On 2/25/2013 8:46 AM, Chris Snyder wrote:
On Sun, Feb 24, 2013 at 7:24 AM, Leam Hall <leamh...@gmail.com <mailto:leamh...@gmail.com>> wrote:

    OOP Newbie question as I convert a crufty program to OOP

    Class Person sets up various properties of a person. Classes B, C,
    and D extend A in various ways for different roles people do.

    What I ran into last night was trying to use a function outside of
    the classes to instantiate objects. For example:

    Function Z instantiates 3 objects of class B, one each object of
    class C.

    Function Y instantiates one instance of class D and then runs
    Function Z 3 times, for a total of 16 objects.

    Function X creates one object of Class D and then calls Function 7
    3 times.

    What I don't know, and couldn't clearly explain on ##php last
    night, is how to have Functions X, Y, and Z be able to create
    objects from classes B, C, and D.

    Any help, or good pointers to tutorials? Should I even be using
    functions? The goal is to create groups of objects based off group
    membership guidelines.

    If you're well and truly bored, the full code is at:

    https://github.com/LeamHall/LHTraveller_Mercenary_Generator


Not so bored, so only took a quick look.

It seems like you're calling functions to generate objects but not returning those objects or storing them in a global array anywhere?

You are absolutely right to be using objects for this stuff.


I'm not so sure, he is "storing" the data for the purpose. The purpose is to create a "group" of "people" based on certain parameters - and then display them to the end user.

So each "generate" function outputs it's object data to the screen - thus "Storing" the data in the output.

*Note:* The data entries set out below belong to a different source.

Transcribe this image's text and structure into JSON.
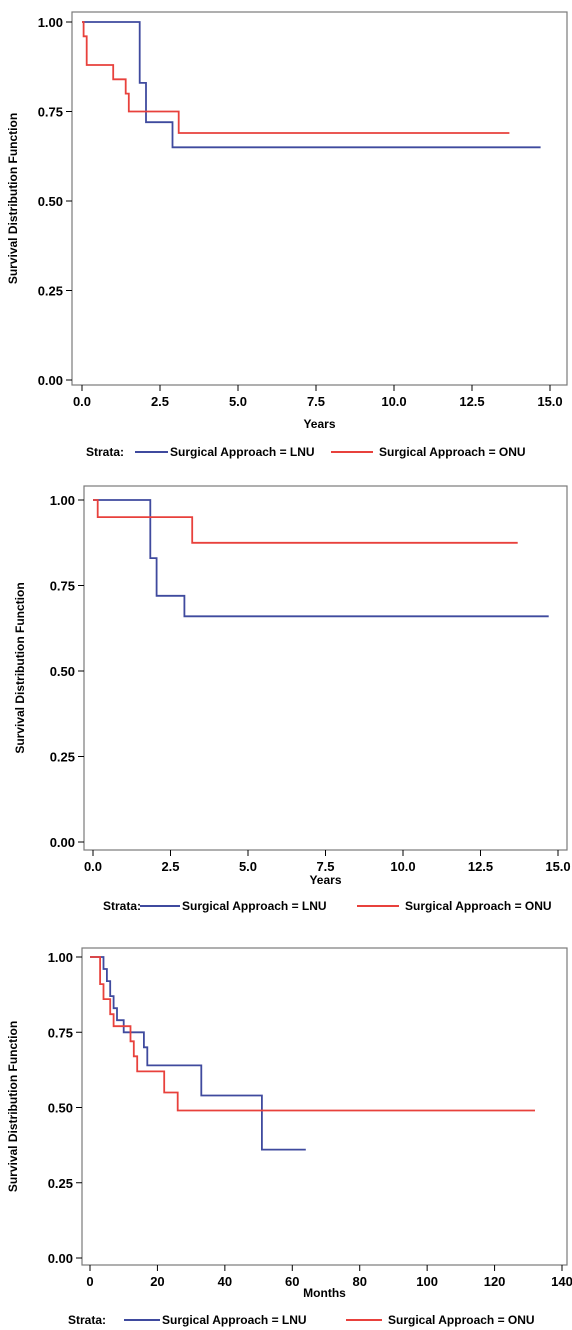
{
  "colors": {
    "lnu": "#3f4a9e",
    "onu": "#e8413c",
    "frame": "#7a7a7a"
  },
  "legend": {
    "strata_label": "Strata:",
    "lnu_label": "Surgical Approach = LNU",
    "onu_label": "Surgical Approach = ONU"
  },
  "chart_data": [
    {
      "type": "line",
      "step": true,
      "xlabel": "Years",
      "ylabel": "Survival Distribution Function",
      "xlim": [
        0,
        15
      ],
      "ylim": [
        0,
        1
      ],
      "xticks": [
        "0.0",
        "2.5",
        "5.0",
        "7.5",
        "10.0",
        "12.5",
        "15.0"
      ],
      "yticks": [
        "0.00",
        "0.25",
        "0.50",
        "0.75",
        "1.00"
      ],
      "series": [
        {
          "name": "Surgical Approach = LNU",
          "color": "#3f4a9e",
          "x": [
            0,
            1.85,
            2.05,
            2.9,
            14.7
          ],
          "y": [
            1.0,
            0.83,
            0.72,
            0.65,
            0.65
          ]
        },
        {
          "name": "Surgical Approach = ONU",
          "color": "#e8413c",
          "x": [
            0,
            0.05,
            0.15,
            1.0,
            1.4,
            1.5,
            3.1,
            13.7
          ],
          "y": [
            1.0,
            0.96,
            0.88,
            0.84,
            0.8,
            0.75,
            0.69,
            0.69
          ]
        }
      ]
    },
    {
      "type": "line",
      "step": true,
      "xlabel": "Years",
      "ylabel": "Survival Distribution Function",
      "xlim": [
        0,
        15
      ],
      "ylim": [
        0,
        1
      ],
      "xticks": [
        "0.0",
        "2.5",
        "5.0",
        "7.5",
        "10.0",
        "12.5",
        "15.0"
      ],
      "yticks": [
        "0.00",
        "0.25",
        "0.50",
        "0.75",
        "1.00"
      ],
      "series": [
        {
          "name": "Surgical Approach = LNU",
          "color": "#3f4a9e",
          "x": [
            0,
            1.85,
            2.05,
            2.95,
            14.7
          ],
          "y": [
            1.0,
            0.83,
            0.72,
            0.66,
            0.66
          ]
        },
        {
          "name": "Surgical Approach = ONU",
          "color": "#e8413c",
          "x": [
            0,
            0.15,
            3.2,
            13.7
          ],
          "y": [
            1.0,
            0.95,
            0.875,
            0.875
          ]
        }
      ]
    },
    {
      "type": "line",
      "step": true,
      "xlabel": "Months",
      "ylabel": "Survival Distribution Function",
      "xlim": [
        0,
        140
      ],
      "ylim": [
        0,
        1
      ],
      "xticks": [
        "0",
        "20",
        "40",
        "60",
        "80",
        "100",
        "120",
        "140"
      ],
      "yticks": [
        "0.00",
        "0.25",
        "0.50",
        "0.75",
        "1.00"
      ],
      "series": [
        {
          "name": "Surgical Approach = LNU",
          "color": "#3f4a9e",
          "x": [
            0,
            4,
            5,
            6,
            7,
            8,
            10,
            16,
            17,
            18,
            33,
            51,
            64
          ],
          "y": [
            1.0,
            0.96,
            0.92,
            0.87,
            0.83,
            0.79,
            0.75,
            0.7,
            0.64,
            0.64,
            0.54,
            0.36,
            0.36
          ]
        },
        {
          "name": "Surgical Approach = ONU",
          "color": "#e8413c",
          "x": [
            0,
            3,
            4,
            6,
            7,
            12,
            13,
            14,
            22,
            26,
            132
          ],
          "y": [
            1.0,
            0.91,
            0.86,
            0.81,
            0.77,
            0.72,
            0.67,
            0.62,
            0.55,
            0.49,
            0.49
          ]
        }
      ]
    }
  ]
}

On the downside, one gotcha with this method of generation is that the web page will "generate" a new set of data every time it is loaded - so if the end user wants to print the data on the screen depending on the browser, it may completely resubmit the request so what is on the screen would not be what is printed out.


I think you may want to also throw in some migration to using models and views as well - so for example
generate_person: today it creates the stats and displays it

Model/View
generate_person: creates a person and returns the object
print_person: displays the person data

generate_squad: creates a squad object which contains an array of person objects
print_squad: displays the squad data


Also, as I'm assuming that this is being done as an exercise in learning and fun, you should not use global functions like generate_person, generate_squad, etc.

You should either be namespacing your functions so as to get them out of the global namespace, ie:
traveller/generate/person
traveller/generate/squad

Or you should look into the Factory pattern http://en.wikipedia.org/wiki/Factory_method_pattern for this sort of thing.

And of course, most important, have fun, since that's what PHP programming is all about.